Worst of all, you're watching a movie about a video game.
"The King of Kong: A Fistful of Quarters" is a gripping yarn, an edge-of-your-seat thriller, as well as a mocking insider's view and a genuine giggle. And while it might be about the world "Donkey Kong" record - who claims to have it, who wants it and what the first guy will do to keep it - it's really about life, character and how we think of ourselves.
This game of nerves between strutting, laughable "world champ" Billy Mitchell of Hollywood, Fla., and weeping, laughable, never-get-a-break challenger Steve Wiebe (of Redmond, Wash.) is a real no-stakes contest to much of the sentient world. "Classic" video games? "Pac-Man"? "Donkey Kong"? Who cares, right?
This Seth Gordon documentary allows us to think that as it wanders through this arcane arcade universe of dweebs, dorks, freaks and geeks.
There's the boyishly nerdy thirtysomething Brian Kuh, the self-described "heir apparent" to Mitchell.
There's Walter Day, the former Iowa arcade owner whose "Twin Galaxies" was and still is the place where "real" records are sanctioned in gaming.
Mitchell himself comes off a long-haired, loud-tie-wearing dolt who has cruised through life with that 1982 score as a source of his celebrity. His dad says, "He's a winner," a guy who runs a chicken-wing sauce distributor. We cackle.
But Gordon stacks the deck in his film. Wiebe, the pretender to the throne, is an outsider, a middle-school science teacher who, friends and family tell us, has had his shots at glory - a star athlete, an accomplished musician. But he has always fallen short. He has become a spectacular Donkey Kong player, and we watch and hear hilarious home video of his world-record game (interrupted by a son in need of potty-training assistance).

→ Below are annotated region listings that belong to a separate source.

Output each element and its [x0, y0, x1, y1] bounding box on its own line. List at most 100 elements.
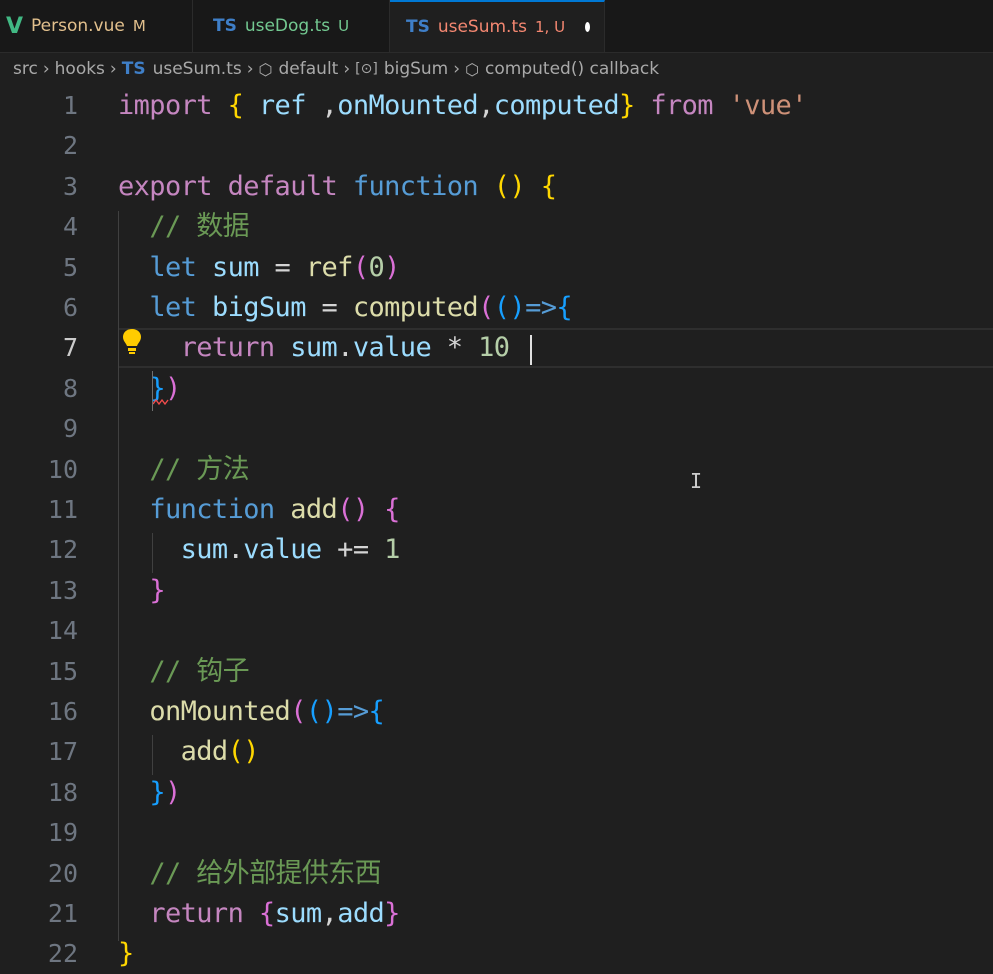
code-line[interactable]: 18 }) — [0, 773, 993, 813]
editor-tab-bar: V Person.vue M TS useDog.ts U TS useSum.… — [0, 0, 993, 53]
code-token: , — [478, 90, 494, 121]
code-line[interactable]: 11 function add() { — [0, 490, 993, 530]
code-token: return — [149, 898, 244, 929]
code-line[interactable]: 16 onMounted(()=>{ — [0, 692, 993, 732]
code-line[interactable]: 5 let sum = ref(0) — [0, 248, 993, 288]
lightbulb-icon[interactable] — [121, 327, 143, 355]
code-line[interactable]: 19 — [0, 813, 993, 853]
unsaved-changes-dot-icon[interactable] — [585, 22, 590, 32]
indent-guide — [152, 533, 153, 573]
code-token: 'vue' — [728, 90, 808, 121]
code-text: // 方法 — [118, 450, 249, 490]
indent-guide — [152, 735, 153, 775]
code-line[interactable]: 3 export default function () { — [0, 167, 993, 207]
code-token: let — [149, 251, 197, 283]
chevron-right-icon: › — [453, 59, 461, 79]
code-token: { — [384, 494, 400, 525]
code-token: sum — [180, 534, 229, 566]
line-number: 6 — [62, 293, 78, 322]
code-line[interactable]: 10 // 方法 — [0, 450, 993, 490]
line-number: 19 — [47, 818, 78, 848]
code-line[interactable]: 20 // 给外部提供东西 — [0, 854, 993, 894]
code-text: sum.value += 1 — [118, 530, 401, 570]
code-line[interactable]: 7 return sum.value * 10 — [0, 328, 993, 369]
code-token: // 方法 — [149, 453, 250, 485]
line-number: 14 — [47, 616, 78, 646]
vue-file-icon: V — [6, 13, 24, 39]
code-line[interactable]: 17 add() — [0, 732, 993, 772]
code-line[interactable]: 13 } — [0, 571, 993, 611]
line-number: 13 — [47, 575, 78, 605]
line-number: 3 — [62, 171, 78, 201]
tab-usesum-ts[interactable]: TS useSum.ts 1, U — [390, 0, 605, 52]
code-token: 1 — [384, 534, 400, 566]
breadcrumb-bigsum-label: bigSum — [383, 59, 449, 79]
code-token: . — [227, 534, 244, 566]
breadcrumb-file[interactable]: TS useSum.ts — [122, 59, 242, 79]
breadcrumb-src[interactable]: src — [13, 59, 38, 79]
code-text: } — [118, 571, 165, 611]
line-number: 18 — [47, 777, 78, 807]
code-token: = — [258, 251, 306, 283]
code-text: // 数据 — [118, 207, 249, 247]
code-text: import { ref ,onMounted,computed} from '… — [118, 86, 807, 126]
line-number: 2 — [62, 131, 78, 161]
typescript-file-icon: TS — [121, 59, 146, 79]
code-token: ) — [164, 776, 181, 808]
breadcrumb-bigsum[interactable]: [⊙] bigSum — [355, 59, 448, 79]
code-line[interactable]: 9 — [0, 409, 993, 449]
code-line[interactable]: 2 — [0, 126, 993, 166]
code-line[interactable]: 21 return {sum,add} — [0, 894, 993, 934]
code-token: () — [227, 736, 260, 768]
line-number: 16 — [47, 697, 78, 726]
tab-person-vue[interactable]: V Person.vue M — [0, 0, 193, 52]
variable-icon: [⊙] — [355, 61, 378, 77]
tab-label: Person.vue — [31, 16, 125, 36]
code-line[interactable]: 1 import { ref ,onMounted,computed} from … — [0, 86, 993, 126]
code-line[interactable]: 22} — [0, 934, 993, 974]
code-token: += — [321, 534, 385, 566]
code-line[interactable]: 6 let bigSum = computed(()=>{ — [0, 288, 993, 328]
line-number: 1 — [62, 91, 78, 120]
code-token: default — [227, 170, 338, 202]
code-token: => — [337, 696, 369, 727]
method-cube-icon: ⬡ — [465, 59, 480, 79]
breadcrumb-hooks[interactable]: hooks — [55, 59, 105, 79]
code-line[interactable]: 15 // 钩子 — [0, 652, 993, 692]
code-token: ( — [478, 292, 494, 323]
code-line[interactable]: 8 }) — [0, 369, 993, 409]
code-line[interactable]: 14 — [0, 611, 993, 651]
code-token: from — [650, 90, 713, 121]
code-line[interactable]: 4 // 数据 — [0, 207, 993, 247]
typescript-file-icon: TS — [406, 17, 430, 37]
breadcrumb-callback[interactable]: ⬡ computed() callback — [465, 59, 659, 79]
tab-usedog-ts[interactable]: TS useDog.ts U — [193, 0, 390, 52]
mouse-ibeam-icon: I — [690, 469, 703, 493]
code-line[interactable]: 12 sum.value += 1 — [0, 530, 993, 570]
line-number: 5 — [62, 252, 78, 282]
code-editor[interactable]: 1 import { ref ,onMounted,computed} from … — [0, 86, 993, 969]
breadcrumb-default[interactable]: ⬡ default — [259, 59, 339, 79]
chevron-right-icon: › — [109, 59, 117, 79]
code-token: ref — [258, 90, 307, 121]
code-token: { — [540, 170, 557, 202]
method-cube-icon: ⬡ — [258, 59, 273, 79]
line-number: 12 — [47, 535, 78, 565]
code-token: } — [149, 574, 165, 606]
line-number: 17 — [47, 737, 78, 767]
code-token: return — [180, 332, 276, 364]
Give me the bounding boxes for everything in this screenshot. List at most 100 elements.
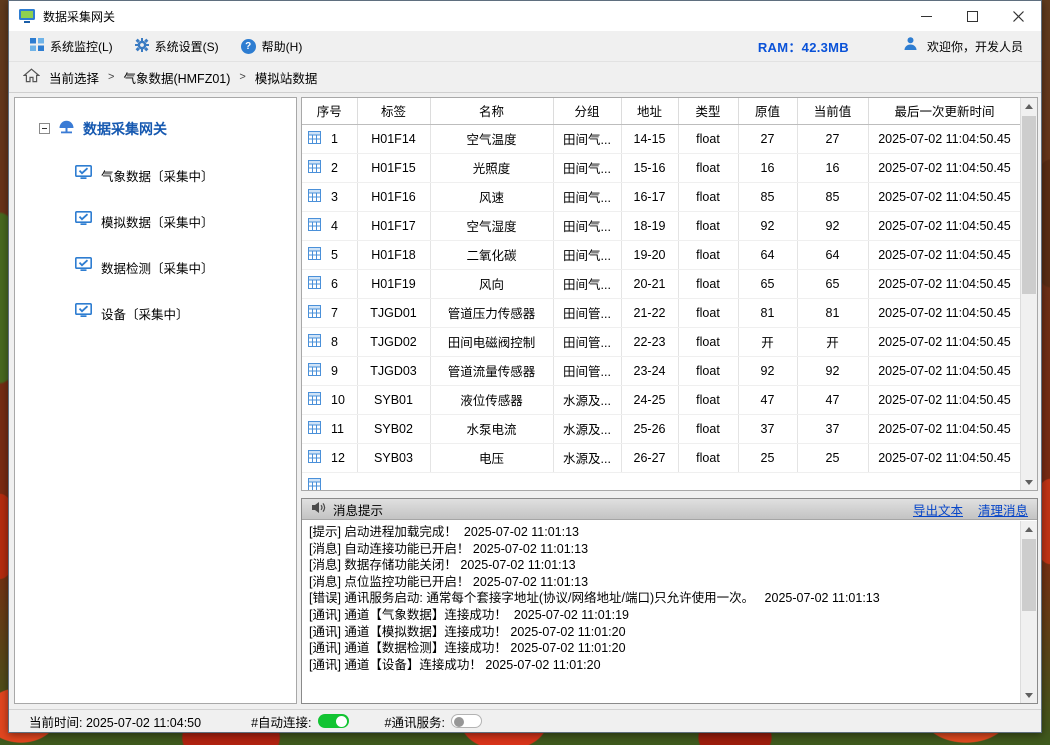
cell-type: float: [678, 240, 738, 269]
toggle-knob: [336, 716, 347, 727]
comm-service-label: #通讯服务:: [385, 712, 445, 731]
grid-row-icon: [308, 305, 321, 321]
breadcrumb-page[interactable]: 模拟站数据: [255, 68, 318, 87]
cell-address: 14-15: [621, 124, 678, 153]
cell-current-value: 92: [797, 211, 868, 240]
table-row[interactable]: 9 TJGD03 管道流量传感器 田间管... 23-24 float 92 9…: [302, 356, 1021, 385]
title-bar: 数据采集网关: [9, 1, 1041, 31]
table-header-row: 序号 标签 名称 分组 地址 类型 原值 当前值 最后一次更新时间: [302, 98, 1021, 124]
auto-connect-toggle[interactable]: [318, 714, 349, 728]
cell-tag: H01F17: [357, 211, 430, 240]
cell-type: float: [678, 414, 738, 443]
col-header-current[interactable]: 当前值: [797, 98, 868, 124]
cell-type: float: [678, 124, 738, 153]
table-row[interactable]: 11 SYB02 水泵电流 水源及... 25-26 float 37 37 2…: [302, 414, 1021, 443]
cell-address: 20-21: [621, 269, 678, 298]
scroll-up-arrow[interactable]: [1021, 98, 1037, 114]
cell-updated-time: 2025-07-02 11:04:50.45: [868, 240, 1021, 269]
clear-messages-link[interactable]: 清理消息: [978, 500, 1028, 519]
grid-row-icon: [308, 363, 321, 379]
col-header-name[interactable]: 名称: [430, 98, 553, 124]
col-header-tag[interactable]: 标签: [357, 98, 430, 124]
cell-index: 10: [331, 393, 345, 407]
help-icon: ?: [241, 39, 256, 54]
col-header-address[interactable]: 地址: [621, 98, 678, 124]
home-icon[interactable]: [23, 68, 40, 86]
monitor-check-icon: [75, 303, 92, 323]
cell-name: 液位传感器: [430, 385, 553, 414]
cell-type: float: [678, 298, 738, 327]
close-button[interactable]: [995, 1, 1041, 31]
col-header-updated[interactable]: 最后一次更新时间: [868, 98, 1021, 124]
table-row[interactable]: 2 H01F15 光照度 田间气... 15-16 float 16 16 20…: [302, 153, 1021, 182]
menu-system-settings[interactable]: 系统设置(S): [124, 31, 230, 61]
cell-index: 4: [331, 219, 338, 233]
table-row[interactable]: 7 TJGD01 管道压力传感器 田间管... 21-22 float 81 8…: [302, 298, 1021, 327]
cell-tag: H01F15: [357, 153, 430, 182]
cell-tag: H01F16: [357, 182, 430, 211]
cell-group: 田间气...: [553, 240, 621, 269]
col-header-type[interactable]: 类型: [678, 98, 738, 124]
table-row[interactable]: 6 H01F19 风向 田间气... 20-21 float 65 65 202…: [302, 269, 1021, 298]
table-row[interactable]: 5 H01F18 二氧化碳 田间气... 19-20 float 64 64 2…: [302, 240, 1021, 269]
scroll-down-arrow[interactable]: [1021, 687, 1037, 703]
auto-connect-label: #自动连接:: [251, 712, 311, 731]
table-scrollbar-thumb[interactable]: [1022, 116, 1036, 294]
tree-root-gateway[interactable]: 数据采集网关: [15, 118, 296, 139]
cell-group: 田间管...: [553, 356, 621, 385]
menu-system-monitor[interactable]: 系统监控(L): [19, 31, 124, 61]
cell-original-value: 16: [738, 153, 797, 182]
menu-help[interactable]: ? 帮助(H): [230, 31, 314, 61]
cell-address: 26-27: [621, 443, 678, 472]
message-line: [提示] 启动进程加载完成！ 2025-07-02 11:01:13: [309, 524, 1020, 541]
cell-updated-time: 2025-07-02 11:04:50.45: [868, 211, 1021, 240]
message-scrollbar: [1020, 521, 1037, 703]
export-text-link[interactable]: 导出文本: [913, 500, 963, 519]
table-row[interactable]: 10 SYB01 液位传感器 水源及... 24-25 float 47 47 …: [302, 385, 1021, 414]
table-row[interactable]: 12 SYB03 电压 水源及... 26-27 float 25 25 202…: [302, 443, 1021, 472]
cell-updated-time: 2025-07-02 11:04:50.45: [868, 182, 1021, 211]
table-row[interactable]: 4 H01F17 空气湿度 田间气... 18-19 float 92 92 2…: [302, 211, 1021, 240]
table-row[interactable]: 3 H01F16 风速 田间气... 16-17 float 85 85 202…: [302, 182, 1021, 211]
maximize-button[interactable]: [949, 1, 995, 31]
breadcrumb-channel[interactable]: 气象数据(HMFZ01): [123, 68, 230, 87]
table-row-partial: [302, 473, 1021, 492]
tree-item[interactable]: 气象数据〔采集中〕: [15, 165, 296, 185]
col-header-index[interactable]: 序号: [302, 98, 357, 124]
cell-type: float: [678, 182, 738, 211]
cell-index: 7: [331, 306, 338, 320]
cell-current-value: 85: [797, 182, 868, 211]
table-row[interactable]: 8 TJGD02 田间电磁阀控制 田间管... 22-23 float 开 开 …: [302, 327, 1021, 356]
cell-tag: SYB02: [357, 414, 430, 443]
cell-tag: H01F14: [357, 124, 430, 153]
scroll-down-arrow[interactable]: [1021, 474, 1037, 490]
tree-item[interactable]: 数据检测〔采集中〕: [15, 257, 296, 277]
tree-item[interactable]: 模拟数据〔采集中〕: [15, 211, 296, 231]
cell-updated-time: 2025-07-02 11:04:50.45: [868, 385, 1021, 414]
collapse-icon[interactable]: [39, 123, 50, 134]
cell-updated-time: 2025-07-02 11:04:50.45: [868, 298, 1021, 327]
cell-type: float: [678, 153, 738, 182]
tree-item[interactable]: 设备〔采集中〕: [15, 303, 296, 323]
cell-updated-time: 2025-07-02 11:04:50.45: [868, 443, 1021, 472]
cell-current-value: 37: [797, 414, 868, 443]
message-panel: 消息提示 导出文本 清理消息 [提示] 启动进程加载完成！ 2025-07-02…: [301, 498, 1038, 704]
minimize-button[interactable]: [903, 1, 949, 31]
message-panel-header: 消息提示 导出文本 清理消息: [302, 499, 1037, 520]
cell-current-value: 81: [797, 298, 868, 327]
app-window: 数据采集网关 系统监控(L) 系统设置(S) ? 帮助(H) RAM：4: [8, 0, 1042, 733]
col-header-group[interactable]: 分组: [553, 98, 621, 124]
message-line: [通讯] 通道【数据检测】连接成功！ 2025-07-02 11:01:20: [309, 640, 1020, 657]
cell-type: float: [678, 269, 738, 298]
col-header-original[interactable]: 原值: [738, 98, 797, 124]
menu-item-label: 系统设置(S): [155, 38, 219, 55]
system-monitor-icon: [30, 38, 44, 54]
message-scrollbar-thumb[interactable]: [1022, 539, 1036, 611]
comm-service-toggle[interactable]: [451, 714, 482, 728]
cell-updated-time: 2025-07-02 11:04:50.45: [868, 356, 1021, 385]
message-line: [通讯] 通道【模拟数据】连接成功！ 2025-07-02 11:01:20: [309, 624, 1020, 641]
scroll-up-arrow[interactable]: [1021, 521, 1037, 537]
cell-index: 2: [331, 161, 338, 175]
table-row[interactable]: 1 H01F14 空气温度 田间气... 14-15 float 27 27 2…: [302, 124, 1021, 153]
speaker-icon: [311, 501, 326, 517]
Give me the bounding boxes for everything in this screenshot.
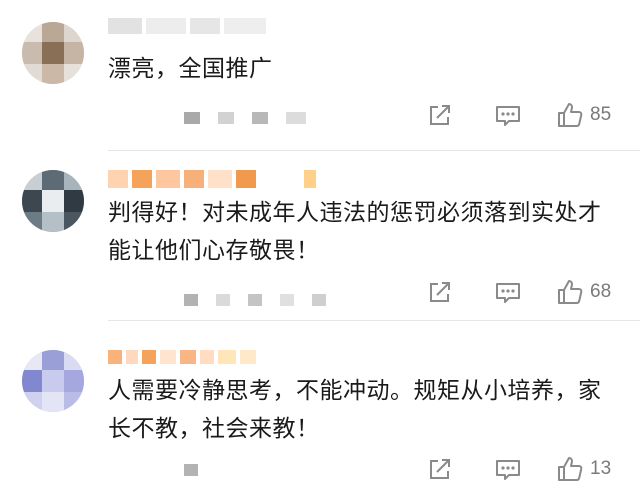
avatar[interactable] bbox=[22, 22, 84, 84]
like-button[interactable]: 13 bbox=[556, 455, 611, 483]
like-count: 68 bbox=[590, 281, 612, 302]
reply-button[interactable] bbox=[494, 458, 522, 482]
comment-text: 人需要冷静思考，不能冲动。规矩从小培养，家长不教，社会来教！ bbox=[108, 378, 602, 442]
comment-icon bbox=[496, 283, 520, 303]
comment-item: 漂亮，全国推广 85 bbox=[0, 0, 640, 150]
share-square-arrow-icon bbox=[430, 459, 450, 479]
comment-text: 漂亮，全国推广 bbox=[108, 56, 273, 82]
share-button[interactable] bbox=[427, 458, 453, 482]
like-count: 13 bbox=[590, 458, 612, 479]
share-button[interactable] bbox=[427, 281, 453, 305]
comment-item: 人需要冷静思考，不能冲动。规矩从小培养，家长不教，社会来教！ 13 bbox=[0, 320, 640, 490]
avatar[interactable] bbox=[22, 170, 84, 232]
thumbs-up-icon bbox=[558, 457, 583, 481]
thumbs-up-icon bbox=[558, 280, 583, 304]
comment-icon bbox=[496, 460, 520, 480]
share-button[interactable] bbox=[427, 104, 453, 128]
thumbs-up-icon bbox=[558, 103, 583, 127]
comment-meta-blurred bbox=[184, 112, 306, 124]
like-count: 85 bbox=[590, 104, 612, 125]
comment-item: 判得好！对未成年人违法的惩罚必须落到实处才能让他们心存敬畏！ 68 bbox=[0, 150, 640, 320]
username-blurred[interactable] bbox=[108, 18, 266, 40]
share-square-arrow-icon bbox=[430, 105, 450, 125]
comment-meta-blurred bbox=[184, 294, 326, 306]
like-button[interactable]: 85 bbox=[556, 101, 611, 129]
reply-button[interactable] bbox=[494, 104, 522, 128]
comment-meta-blurred bbox=[184, 464, 198, 476]
like-button[interactable]: 68 bbox=[556, 278, 611, 306]
comment-icon bbox=[496, 106, 520, 126]
username-blurred[interactable] bbox=[108, 350, 256, 372]
share-square-arrow-icon bbox=[430, 282, 450, 302]
comment-text: 判得好！对未成年人违法的惩罚必须落到实处才能让他们心存敬畏！ bbox=[108, 200, 602, 264]
avatar[interactable] bbox=[22, 350, 84, 412]
reply-button[interactable] bbox=[494, 281, 522, 305]
username-blurred[interactable] bbox=[108, 170, 316, 192]
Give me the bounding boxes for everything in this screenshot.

Mitchell, Day and their cabal, the film suggests, do all in their power to disallow this outsider simply because they don't know him. Will Mitchell bully the new guy into oblivion? Will Wiebe stand up to this? Gordon briskly sets this up and lets us see just how myopic their misspent youth was. The hardcore players are not stupid. They know the game's patterns, its technology. But they're limited.
Mitchell, goofily declaring his own greatness, insists that "nobody" remembers the name of America's leading World War I fighter ace (Eddie Rickenbacker) because he wasn't "number one," and then blunders the number of kills the actual No. 1 tallied. Day describes Mitchell vs. Wiebe as one of history's "great rivalries," and can only come up with a cartoon duo (who weren't actually rivals) to compare them to. Gordon invites us to snicker at these guys. But then, "King of Kong" reaches its showdown and we're given a visual essay on grace, sportsmanship and nerve. At least one of the players doesn't have any of those.
Oddly, this movie about an underdog-vs.-top-dog rivalry has its own underdog story. The Florida natives who made "Chasing Dreams: Beyond the Arcade," which is a much better "classic" video-game history lesson, got their movie into the Sundance Film Festival. "King of Kong," which only got into the off-Sundance Slamdance Festival, has the wittier, more dramatic story to tell and is the one that made it into theaters.
But the biggest difference between these two equally solid movies about lives of misspent quarters? "King of Kong" makes us care.